When I turned round again after fixing some sort of smile on my face, he was giving me a grin brimming over with triumph. ‘You’re my girl now, Genie.’
Len was coming to Nan’s straight from work now, early evening, so I could cook for all of us with Lil, and get it all over in one go. It also meant he could have a good old listen to Gloria before we had to go home. It was much nicer this way, sharing some of the chores with Lil. She was being as nice as pie to me as I gave her so much help with the kids, dunking them in the tin bath by the fire for her once a week, clearing up the mess after and keeping them entertained. She taught me a few tricks to help the cooking go better, like taking the custard off the heat to start stirring it so it didn’t heave up into lumps like it usually did. Mom never told me anything useful like that even though she’d once worked in the Bird’s factory in Digbeth, and you’d think she’d at least have picked up how to make the stuff.

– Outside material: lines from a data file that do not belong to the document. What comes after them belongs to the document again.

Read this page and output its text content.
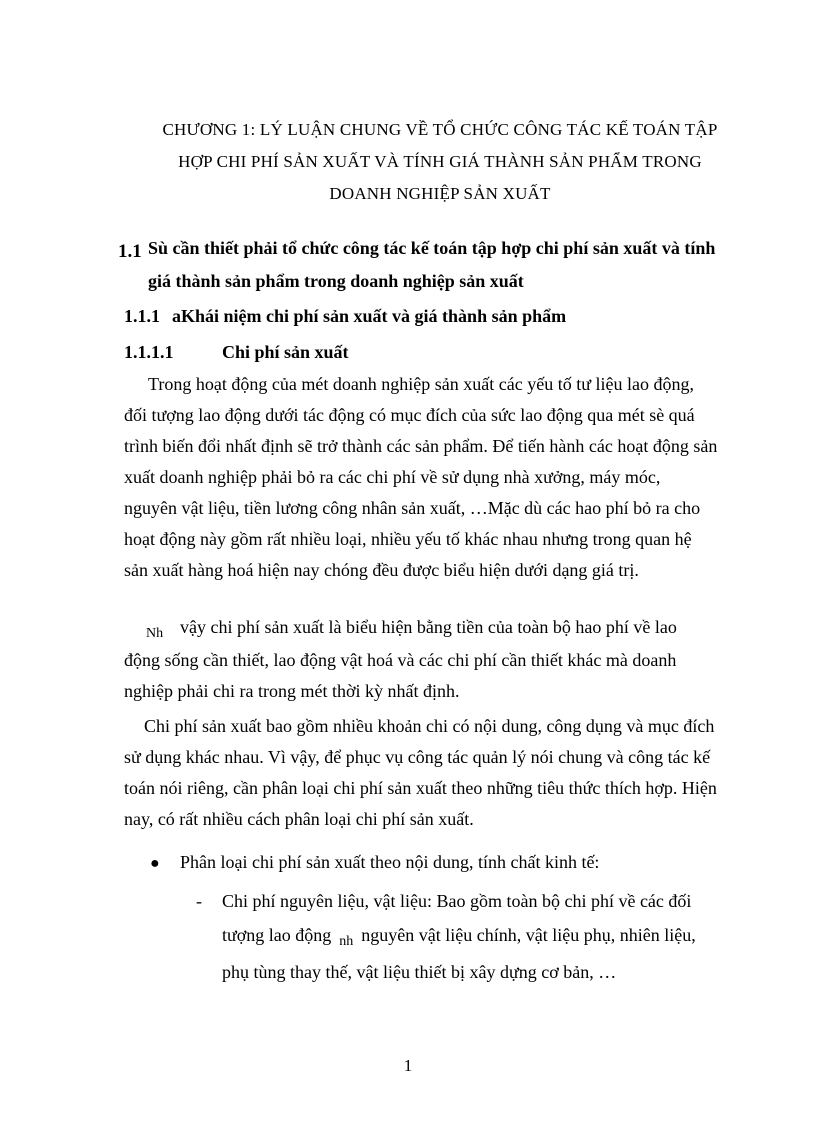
CHƯƠNG 1: LÝ LUẬN CHUNG VỀ TỔ CHỨC CÔNG TÁC KẾ TOÁN TẬP
HỢP CHI PHÍ SẢN XUẤT VÀ TÍNH GIÁ THÀNH SẢN PHẨM TRONG
DOANH NGHIỆP SẢN XUẤT
1.1 Sù cần thiết phải tổ chức công tác kế toán tập hợp chi phí sản xuất và tính
giá thành sản phẩm trong doanh nghiệp sản xuất
1.1.1 aKhái niệm chi phí sản xuất và giá thành sản phẩm
1.1.1.1	Chi phí sản xuất
Trong hoạt động của mét doanh nghiệp sản xuất các yếu tố tư liệu lao động,
đối tượng lao động dưới tác động có mục đích của sức lao động qua mét sè quá
trình biến đổi nhất định sẽ trở thành các sản phẩm. Để tiến hành các hoạt động sản
xuất doanh nghiệp phải bỏ ra các chi phí về sử dụng nhà xưởng, máy móc,
nguyên vật liệu, tiền lương công nhân sản xuất, …Mặc dù các hao phí bỏ ra cho
hoạt động này gồm rất nhiều loại, nhiều yếu tố khác nhau nhưng trong quan hệ
sản xuất hàng hoá hiện nay chóng đều được biểu hiện dưới dạng giá trị.
Nh vậy chi phí sản xuất là biểu hiện bằng tiền của toàn bộ hao phí về lao
động sống cần thiết, lao động vật hoá và các chi phí cần thiết khác mà doanh
nghiệp phải chi ra trong mét thời kỳ nhất định.
Chi phí sản xuất bao gồm nhiều khoản chi có nội dung, công dụng và mục đích
sử dụng khác nhau. Vì vậy, để phục vụ công tác quản lý nói chung và công tác kế
toán nói riêng, cần phân loại chi phí sản xuất theo những tiêu thức thích hợp. Hiện
nay, có rất nhiều cách phân loại chi phí sản xuất.
● Phân loại chi phí sản xuất theo nội dung, tính chất kinh tế:
- Chi phí nguyên liệu, vật liệu: Bao gồm toàn bộ chi phí về các đối
tượng lao động nh nguyên vật liệu chính, vật liệu phụ, nhiên liệu,
phụ tùng thay thế, vật liệu thiết bị xây dựng cơ bản, …
1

That night we had stew with loads of dumplings. Lil showed me how to make them really nice with suet. We all squeezed round the table, except for Nan who couldn’t get her leg under it. It was cosy with the fire and Gloria and the dim gaslight and we all ate hungrily.
‘Feels a bit like Christmas, doesn’t it?’ Nan said. ‘Shame Doreen’s not here as well.’
My eyes met Lil’s. We couldn’t bring ourselves to agree with Nan on that one. My feelings of fury at the way Mom was carrying on had grown worse and worse.
Len and I walked home together after, holding hands for safety: the street was so dark and it was beginning to freeze again. We had our torch but didn’t bother carrying the gas masks any more.